En resumen, mediante el uso de una estrategia estructurada antiviral, las intervenciones farmacológicas y no farmacológicas pueden aplicarse con mayor eficacia clínica y de salud pública, aliviando las cargas de estas enfermedades infecciosas clínicas, sociales, financieras y políticas.
 
Conclusión y aplicación
Los brotes recientes internacionales de infecciones virales han hecho una cosa muy clara: necesitamos una nueva estrategia antiviral en los tiempos modernos para combatir estos nuevos flagelos virales en curso; la pandemia de propagación de estas infecciones en 2014 es prueba de que las medidas médicas habituales y las de salud pública de saneamiento, la vacunación y medicación son insuficientes. Para la mayoría de médicos y  funcionarios de salud pública, éstas han sido las herramientas utilizadas contra las infecciones virales con la más reciente adición de fármacos antivirales molecularmente orientados específicamente para cada virus.
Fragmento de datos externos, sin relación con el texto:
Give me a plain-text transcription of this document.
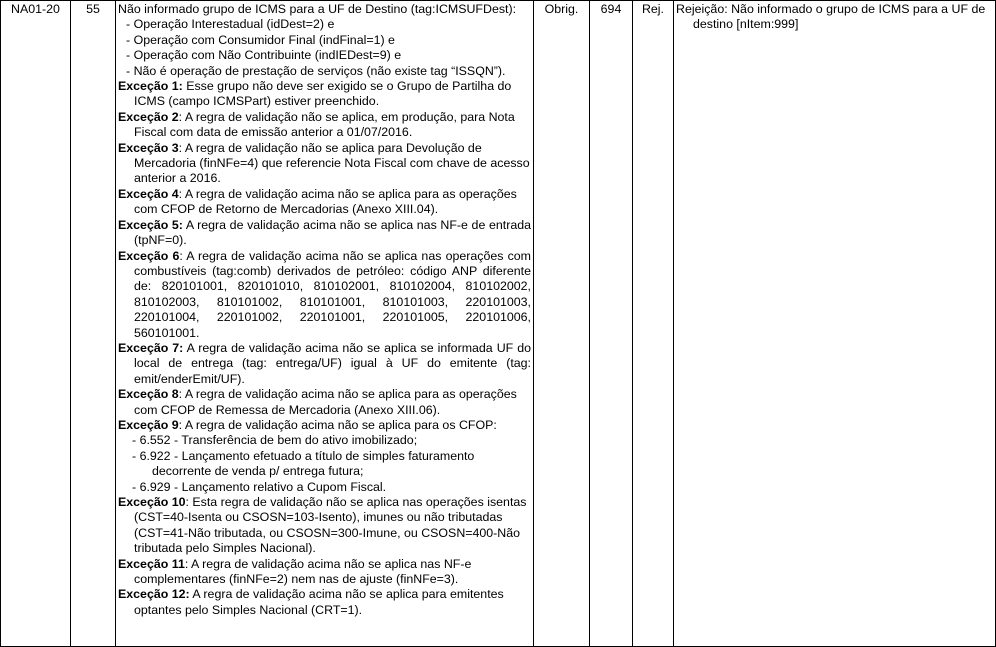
NA01-20	55	Não informado grupo de ICMS para a UF de Destino (tag:ICMSUFDest):
- Operação Interestadual (idDest=2) e
- Operação com Consumidor Final (indFinal=1) e
- Operação com Não Contribuinte (indIEDest=9) e
- Não é operação de prestação de serviços (não existe tag “ISSQN”).
Exceção 1: Esse grupo não deve ser exigido se o Grupo de Partilha do ICMS (campo ICMSPart) estiver preenchido.
Exceção 2: A regra de validação não se aplica, em produção, para Nota Fiscal com data de emissão anterior a 01/07/2016.
Exceção 3: A regra de validação não se aplica para Devolução de Mercadoria (finNFe=4) que referencie Nota Fiscal com chave de acesso anterior a 2016.
Exceção 4: A regra de validação acima não se aplica para as operações com CFOP de Retorno de Mercadorias (Anexo XIII.04).
Exceção 5: A regra de validação acima não se aplica nas NF-e de entrada (tpNF=0).
Exceção 6: A regra de validação acima não se aplica nas operações com combustíveis (tag:comb) derivados de petróleo: código ANP diferente de: 820101001, 820101010, 810102001, 810102004, 810102002, 810102003, 810101002, 810101001, 810101003, 220101003, 220101004, 220101002, 220101001, 220101005, 220101006, 560101001.
Exceção 7: A regra de validação acima não se aplica se informada UF do local de entrega (tag: entrega/UF) igual à UF do emitente (tag: emit/enderEmit/UF).
Exceção 8: A regra de validação acima não se aplica para as operações com CFOP de Remessa de Mercadoria (Anexo XIII.06).
Exceção 9: A regra de validação acima não se aplica para os CFOP:
- 6.552 - Transferência de bem do ativo imobilizado;
- 6.922 - Lançamento efetuado a título de simples faturamento decorrente de venda p/ entrega futura;
- 6.929 - Lançamento relativo a Cupom Fiscal.
Exceção 10: Esta regra de validação não se aplica nas operações isentas (CST=40-Isenta ou CSOSN=103-Isento), imunes ou não tributadas (CST=41-Não tributada, ou CSOSN=300-Imune, ou CSOSN=400-Não tributada pelo Simples Nacional).
Exceção 11: A regra de validação acima não se aplica nas NF-e complementares (finNFe=2) nem nas de ajuste (finNFe=3).
Exceção 12: A regra de validação acima não se aplica para emitentes optantes pelo Simples Nacional (CRT=1).
	Obrig.	694	Rej.	Rejeição: Não informado o grupo de ICMS para a UF de destino [nItem:999]
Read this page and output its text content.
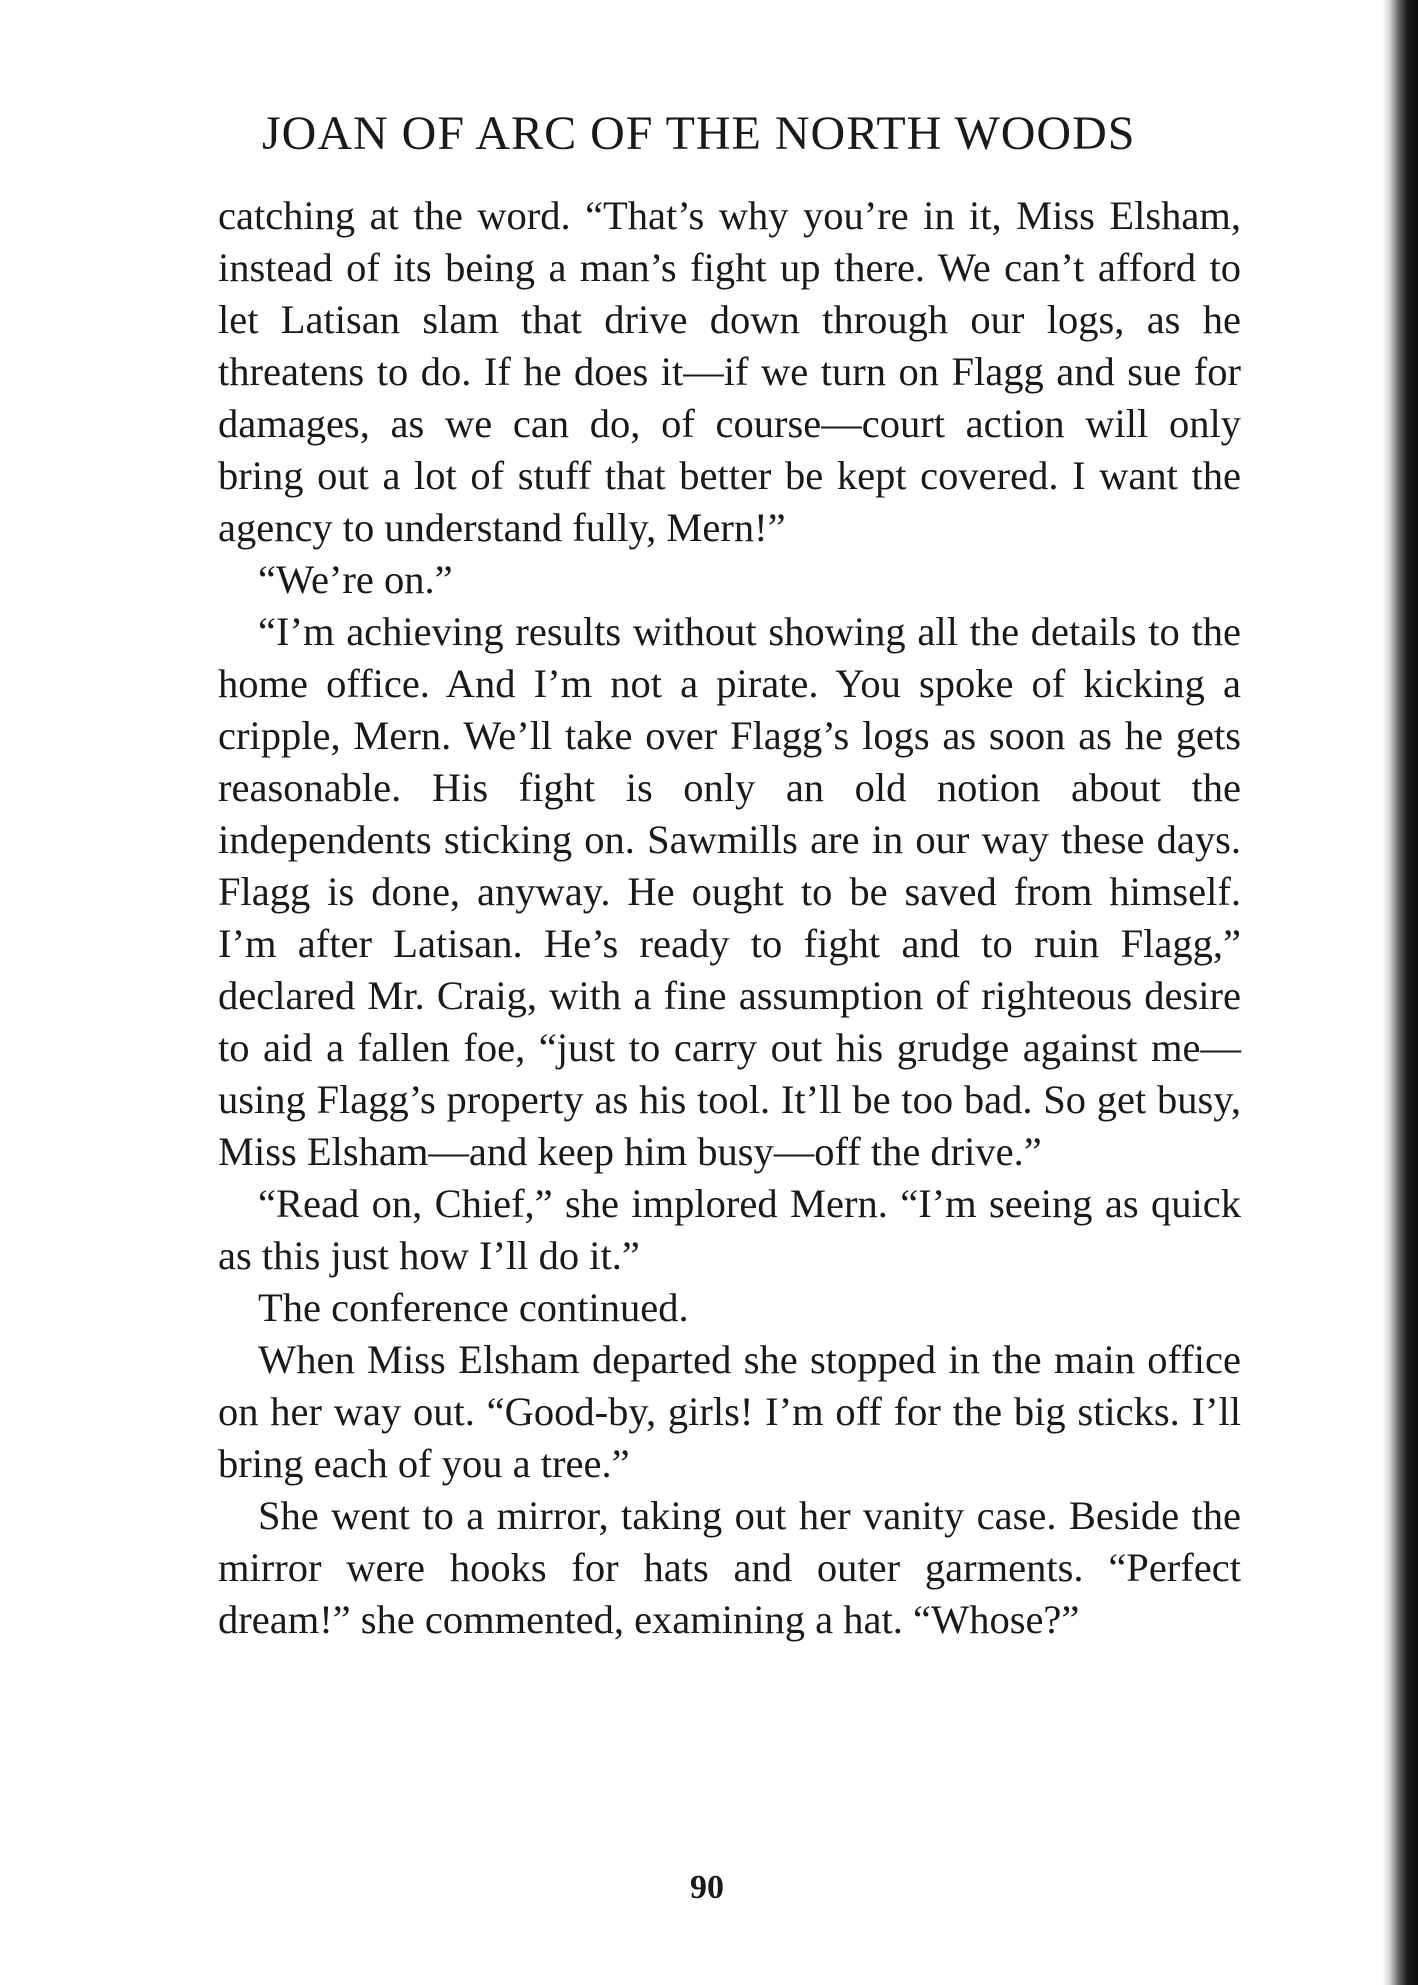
JOAN OF ARC OF THE NORTH WOODS

catching at the word. “That’s why you’re in it, Miss Elsham, instead of its being a man’s fight up there. We can’t afford to let Latisan slam that drive down through our logs, as he threatens to do. If he does it—if we turn on Flagg and sue for damages, as we can do, of course—court action will only bring out a lot of stuff that better be kept covered. I want the agency to understand fully, Mern!”

“We’re on.”

“I’m achieving results without showing all the details to the home office. And I’m not a pirate. You spoke of kicking a cripple, Mern. We’ll take over Flagg’s logs as soon as he gets reasonable. His fight is only an old notion about the independents sticking on. Sawmills are in our way these days. Flagg is done, anyway. He ought to be saved from himself. I’m after Latisan. He’s ready to fight and to ruin Flagg,” declared Mr. Craig, with a fine assumption of righteous desire to aid a fallen foe, “just to carry out his grudge against me—using Flagg’s property as his tool. It’ll be too bad. So get busy, Miss Elsham—and keep him busy—off the drive.”

“Read on, Chief,” she implored Mern. “I’m seeing as quick as this just how I’ll do it.”

The conference continued.

When Miss Elsham departed she stopped in the main office on her way out. “Good-by, girls! I’m off for the big sticks. I’ll bring each of you a tree.”

She went to a mirror, taking out her vanity case. Beside the mirror were hooks for hats and outer garments. “Perfect dream!” she commented, examining a hat. “Whose?”

90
Bajo esta premisa la estrategia antiviral ideal sería tanto en general y específicamente eficaz, ampliamente disponible, de bajo costo y con pocos o insignificantes efectos adversos e interacciones. Mi propósito de escribir este ensayo no es discutir, ni debatir el saneamiento ni vacunas, ni medicamentos, sino señalar otras estrategias de intervención que pueden beneficiar el paciente además de la salud pública. Estas intervenciones basadas en evidencia han demostrado seguridad, eficacia y rentabilidad con amplia e inmediata disponibilidad internacional y generalmente insignificantes efectos adversos y no interacciones con medicamentos y enfermedades.